"Gugatan ini karena kita (Kelapa Sawit RI) mendapat diskriminasi, mau enggak mau kita punya produk, harus kuat ke sana," kata Menteri Perdagangan (Mendag) Agus Suparmanto ditemui di Hotel Mandarin, Jakarta, Senin, 16 Desember 2019.
Melalui Perutusan Tetap Republik Indonesia (PTRI) di Jenewa, Swiss, gugatan resmi diajukan untuk menghadapi tindakan UE di WTO pada 9 Desember 2019. Gugatan diajukan terhadap kebijakan Renewable Energy Directive II (RED II) dan Delegated Regulation UE yang dianggap mendiskriminasikan produk kelapa sawit Indonesia.
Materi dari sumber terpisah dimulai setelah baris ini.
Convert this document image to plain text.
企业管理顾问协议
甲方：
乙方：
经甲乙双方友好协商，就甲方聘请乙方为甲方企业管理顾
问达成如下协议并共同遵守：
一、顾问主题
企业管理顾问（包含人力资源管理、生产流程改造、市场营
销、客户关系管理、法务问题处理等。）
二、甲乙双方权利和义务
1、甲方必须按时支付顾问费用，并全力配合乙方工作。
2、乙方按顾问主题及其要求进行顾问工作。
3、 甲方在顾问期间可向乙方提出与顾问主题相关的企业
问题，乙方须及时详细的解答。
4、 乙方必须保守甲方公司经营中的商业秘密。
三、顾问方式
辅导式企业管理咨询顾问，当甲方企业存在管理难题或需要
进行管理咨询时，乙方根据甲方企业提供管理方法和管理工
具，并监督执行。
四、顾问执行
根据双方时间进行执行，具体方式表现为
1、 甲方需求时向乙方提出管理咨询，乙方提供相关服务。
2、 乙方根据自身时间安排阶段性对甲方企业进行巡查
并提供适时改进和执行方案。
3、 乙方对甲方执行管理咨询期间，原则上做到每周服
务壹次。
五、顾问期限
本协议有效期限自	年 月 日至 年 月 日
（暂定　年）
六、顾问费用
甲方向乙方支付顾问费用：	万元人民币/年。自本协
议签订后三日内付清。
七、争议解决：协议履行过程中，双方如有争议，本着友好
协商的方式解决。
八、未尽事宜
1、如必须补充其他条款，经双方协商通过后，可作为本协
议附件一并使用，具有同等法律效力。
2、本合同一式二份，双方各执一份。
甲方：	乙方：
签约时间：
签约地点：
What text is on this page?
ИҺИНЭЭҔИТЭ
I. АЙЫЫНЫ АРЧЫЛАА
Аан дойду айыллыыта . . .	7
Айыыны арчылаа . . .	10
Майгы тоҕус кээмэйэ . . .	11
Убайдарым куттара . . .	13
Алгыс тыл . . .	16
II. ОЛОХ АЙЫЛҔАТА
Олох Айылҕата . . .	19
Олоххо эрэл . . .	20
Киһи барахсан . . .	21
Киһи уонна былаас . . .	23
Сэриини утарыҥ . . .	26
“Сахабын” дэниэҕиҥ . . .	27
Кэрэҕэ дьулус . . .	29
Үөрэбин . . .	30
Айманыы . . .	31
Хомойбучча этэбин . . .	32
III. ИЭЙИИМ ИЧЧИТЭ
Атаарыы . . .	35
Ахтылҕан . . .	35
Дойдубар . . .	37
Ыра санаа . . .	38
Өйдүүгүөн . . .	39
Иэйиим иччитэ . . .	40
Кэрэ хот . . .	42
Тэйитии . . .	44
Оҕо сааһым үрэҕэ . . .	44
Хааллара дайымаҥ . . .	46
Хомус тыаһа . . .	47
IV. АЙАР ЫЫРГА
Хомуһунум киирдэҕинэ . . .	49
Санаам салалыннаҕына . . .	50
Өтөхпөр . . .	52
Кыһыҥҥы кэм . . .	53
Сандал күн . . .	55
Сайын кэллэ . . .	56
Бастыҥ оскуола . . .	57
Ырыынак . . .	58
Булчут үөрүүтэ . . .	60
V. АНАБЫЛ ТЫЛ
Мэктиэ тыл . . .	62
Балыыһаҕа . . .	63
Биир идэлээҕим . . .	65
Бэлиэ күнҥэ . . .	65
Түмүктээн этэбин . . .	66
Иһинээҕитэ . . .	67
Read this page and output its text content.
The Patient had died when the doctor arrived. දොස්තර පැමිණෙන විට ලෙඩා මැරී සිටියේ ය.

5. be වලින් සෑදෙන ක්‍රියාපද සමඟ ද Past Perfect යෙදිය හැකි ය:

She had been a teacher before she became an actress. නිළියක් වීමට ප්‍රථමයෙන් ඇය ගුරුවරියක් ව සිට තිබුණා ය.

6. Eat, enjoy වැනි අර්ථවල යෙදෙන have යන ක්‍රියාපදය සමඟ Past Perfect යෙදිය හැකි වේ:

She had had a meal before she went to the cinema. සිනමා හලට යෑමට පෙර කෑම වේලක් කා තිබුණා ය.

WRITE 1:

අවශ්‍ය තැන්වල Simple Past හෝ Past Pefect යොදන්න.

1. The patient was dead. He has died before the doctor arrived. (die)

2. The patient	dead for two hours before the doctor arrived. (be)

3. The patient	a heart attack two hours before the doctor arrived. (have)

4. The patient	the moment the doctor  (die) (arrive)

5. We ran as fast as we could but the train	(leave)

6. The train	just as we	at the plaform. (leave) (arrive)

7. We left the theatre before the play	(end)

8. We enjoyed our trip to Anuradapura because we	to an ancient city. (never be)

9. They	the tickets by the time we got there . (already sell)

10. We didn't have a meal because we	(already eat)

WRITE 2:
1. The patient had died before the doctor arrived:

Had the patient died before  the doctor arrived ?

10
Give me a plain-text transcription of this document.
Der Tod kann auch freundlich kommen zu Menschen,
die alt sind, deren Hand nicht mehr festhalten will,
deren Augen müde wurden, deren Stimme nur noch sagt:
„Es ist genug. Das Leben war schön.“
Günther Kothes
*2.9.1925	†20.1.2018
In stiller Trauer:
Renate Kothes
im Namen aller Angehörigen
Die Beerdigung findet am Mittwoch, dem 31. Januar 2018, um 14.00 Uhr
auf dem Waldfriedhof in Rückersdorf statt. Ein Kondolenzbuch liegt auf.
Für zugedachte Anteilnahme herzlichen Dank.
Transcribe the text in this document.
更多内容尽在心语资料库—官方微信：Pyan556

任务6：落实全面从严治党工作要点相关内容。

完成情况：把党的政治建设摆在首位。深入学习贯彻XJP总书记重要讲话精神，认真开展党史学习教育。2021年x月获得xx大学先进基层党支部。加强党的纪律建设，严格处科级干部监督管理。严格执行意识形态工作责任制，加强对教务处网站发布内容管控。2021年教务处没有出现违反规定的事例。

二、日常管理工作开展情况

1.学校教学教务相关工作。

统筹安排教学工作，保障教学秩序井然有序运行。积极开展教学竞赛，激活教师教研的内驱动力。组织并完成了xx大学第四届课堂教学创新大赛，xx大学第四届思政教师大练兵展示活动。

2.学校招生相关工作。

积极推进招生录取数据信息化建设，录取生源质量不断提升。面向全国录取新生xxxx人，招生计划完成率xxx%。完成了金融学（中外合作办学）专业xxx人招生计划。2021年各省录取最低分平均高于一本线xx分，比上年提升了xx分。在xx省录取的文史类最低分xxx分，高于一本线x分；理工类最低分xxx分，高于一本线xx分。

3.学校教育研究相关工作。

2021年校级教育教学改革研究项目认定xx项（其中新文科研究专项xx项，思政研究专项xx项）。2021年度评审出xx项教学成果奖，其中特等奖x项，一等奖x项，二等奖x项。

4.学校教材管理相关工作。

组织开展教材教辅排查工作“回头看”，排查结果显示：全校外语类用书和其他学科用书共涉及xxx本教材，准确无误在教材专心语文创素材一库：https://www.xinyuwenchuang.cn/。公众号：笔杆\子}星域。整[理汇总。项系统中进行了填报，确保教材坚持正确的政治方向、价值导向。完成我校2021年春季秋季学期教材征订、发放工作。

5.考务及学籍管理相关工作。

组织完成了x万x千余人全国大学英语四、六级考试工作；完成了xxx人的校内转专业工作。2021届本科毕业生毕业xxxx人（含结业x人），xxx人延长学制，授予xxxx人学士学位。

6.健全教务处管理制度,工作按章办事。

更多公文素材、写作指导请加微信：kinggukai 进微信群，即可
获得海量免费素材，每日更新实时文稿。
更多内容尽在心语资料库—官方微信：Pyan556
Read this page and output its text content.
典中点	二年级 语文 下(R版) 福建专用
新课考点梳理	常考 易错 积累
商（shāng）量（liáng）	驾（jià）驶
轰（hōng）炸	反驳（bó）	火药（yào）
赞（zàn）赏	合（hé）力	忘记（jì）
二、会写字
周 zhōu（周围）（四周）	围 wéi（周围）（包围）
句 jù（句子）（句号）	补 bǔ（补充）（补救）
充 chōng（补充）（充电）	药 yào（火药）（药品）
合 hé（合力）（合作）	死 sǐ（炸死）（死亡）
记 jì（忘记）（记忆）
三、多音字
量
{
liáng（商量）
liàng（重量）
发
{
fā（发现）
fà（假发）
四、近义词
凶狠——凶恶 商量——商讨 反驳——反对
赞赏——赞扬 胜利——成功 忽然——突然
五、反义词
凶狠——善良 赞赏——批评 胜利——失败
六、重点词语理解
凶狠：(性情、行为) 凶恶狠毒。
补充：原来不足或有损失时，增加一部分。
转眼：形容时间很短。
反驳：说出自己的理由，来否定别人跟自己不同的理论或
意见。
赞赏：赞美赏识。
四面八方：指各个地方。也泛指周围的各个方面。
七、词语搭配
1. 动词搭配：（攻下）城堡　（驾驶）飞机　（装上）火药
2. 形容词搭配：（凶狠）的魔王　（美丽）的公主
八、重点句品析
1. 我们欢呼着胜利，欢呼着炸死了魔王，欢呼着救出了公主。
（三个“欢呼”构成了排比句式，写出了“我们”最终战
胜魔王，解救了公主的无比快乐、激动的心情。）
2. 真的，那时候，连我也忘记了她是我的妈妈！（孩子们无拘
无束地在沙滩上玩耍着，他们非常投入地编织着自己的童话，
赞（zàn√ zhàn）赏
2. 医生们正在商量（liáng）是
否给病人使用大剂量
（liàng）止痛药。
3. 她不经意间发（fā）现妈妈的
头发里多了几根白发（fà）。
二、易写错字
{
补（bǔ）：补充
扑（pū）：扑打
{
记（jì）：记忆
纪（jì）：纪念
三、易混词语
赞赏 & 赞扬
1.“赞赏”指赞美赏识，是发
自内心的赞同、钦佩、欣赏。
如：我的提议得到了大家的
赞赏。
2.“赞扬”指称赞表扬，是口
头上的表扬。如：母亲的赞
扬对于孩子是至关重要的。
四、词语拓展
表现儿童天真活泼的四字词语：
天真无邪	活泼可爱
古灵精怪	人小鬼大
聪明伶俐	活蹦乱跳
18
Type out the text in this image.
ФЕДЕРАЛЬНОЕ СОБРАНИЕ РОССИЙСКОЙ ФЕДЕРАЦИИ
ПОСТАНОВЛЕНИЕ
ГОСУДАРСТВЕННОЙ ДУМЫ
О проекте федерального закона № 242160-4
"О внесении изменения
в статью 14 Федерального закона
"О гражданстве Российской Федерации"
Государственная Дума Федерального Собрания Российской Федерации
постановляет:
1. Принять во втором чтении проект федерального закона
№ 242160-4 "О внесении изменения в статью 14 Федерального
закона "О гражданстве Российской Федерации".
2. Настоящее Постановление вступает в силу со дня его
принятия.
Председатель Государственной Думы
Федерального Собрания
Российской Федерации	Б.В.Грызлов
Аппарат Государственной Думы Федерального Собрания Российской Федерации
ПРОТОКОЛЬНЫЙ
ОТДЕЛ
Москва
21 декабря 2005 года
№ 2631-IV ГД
Sebelum itu, Pemerintah Indonesia telah menyampaikan keberatan atas kebijakan UE ini di berbagai forum bilateral, baik dalam Working Group on Trade and Investment Indonesia-European Union Comprehensive Economic Partnership Agreement (IEU-CEPA) dan pertemuan Technical Barriers to Trade Committee di WTO. Namun, UE tetap tidak menanggapi keberatan Indonesia terhadap kebijakan UE tersebut.
Agus mengatakan keputusan menggugat ke WTO dilakukan setelah melakukan pertemuan di dalam negeri dengan asosiasi pelaku usaha produk kelapa sawit. Kajian ilmiah juga telah dibuat mendetail serta berkonsultasi ke semua pemangku kepentingan sektor kelapa sawit dan turunannya.
Tindakan diskriminasi lantas dinilai telah terjadi lantaran pembatasan akses pasar minyak kelapa sawit dan biofuel berbasis minyak kelapa sawit. Kebijkan tersebut bisa berdampak negatif terhadap ekspor produk Kelapa Sawit Indonesia di pasar UE.
Dengan gugatan ini, Indonesia meminta UE dapat segera mengubah kebijakan RED II dan Delegated Regulation serta menghilangkan status high risk ILUC pada minyak kelapa sawit.
"Di mana-mana negara enggak senang diskriminatif, kita akan lawan itu," ungkap Agus.
Direktur Jenderal Perdagangan Luar Negeri Indrasari Wisnu Wardhana menjelaskan UE mewajibkan mulai 2020 hingga 2030 penggunaan bahan bakar di UE berasal dari energi yang dapat diperbarui melalui kebijakan RED II
Selanjutnya, Delegated Regulation yang merupakan aturan pelaksana RED II mengategorikan minyak kelapa sawit ke dalam kategori komoditas yang memiliki Indirect Land Use Change (ILUC) berisiko tinggi. Akibatnya, biofuel berbahan baku minyak kelapa sawit tidak termasuk dalam target energi terbarukan UE, termasuk minyak kelapa sawit Indonesia.
"Pemerintah Indonesia keberatan dengan dihapuskannya penggunaan biofuel dari minyak kelapa sawit oleh UE. Selain akan berdampak negatif pada ekspor minyak kelapa sawit Indonesia ke UE, juga akan memberikan citra yang buruk untuk produk kelapa sawit di perdagangan global," papar Wisnu.
Data statistik BPS menunjukkan nilai ekspor minyak kelapa sawit dan biofuel/Fatty Acid Methyl Ester (FAME) Indonesia ke Uni Eropa menunjukkan tren negatif pada lima tahun terakhir. Nilai ekspor FAME mencapai USD882 juta pada periode Januari-September 2019, atau menurun 5,58 persen dibandingkan periode yang sama di 2018 sebesar USD934 juta.
Sementara nilai ekspor minyak kelapa sawit dan FAME ke dunia juga tercatat melemah 6,96 persen dari USD3,27 miliar pada periode Januari-September 2018 menjadi USD3,04 miliar.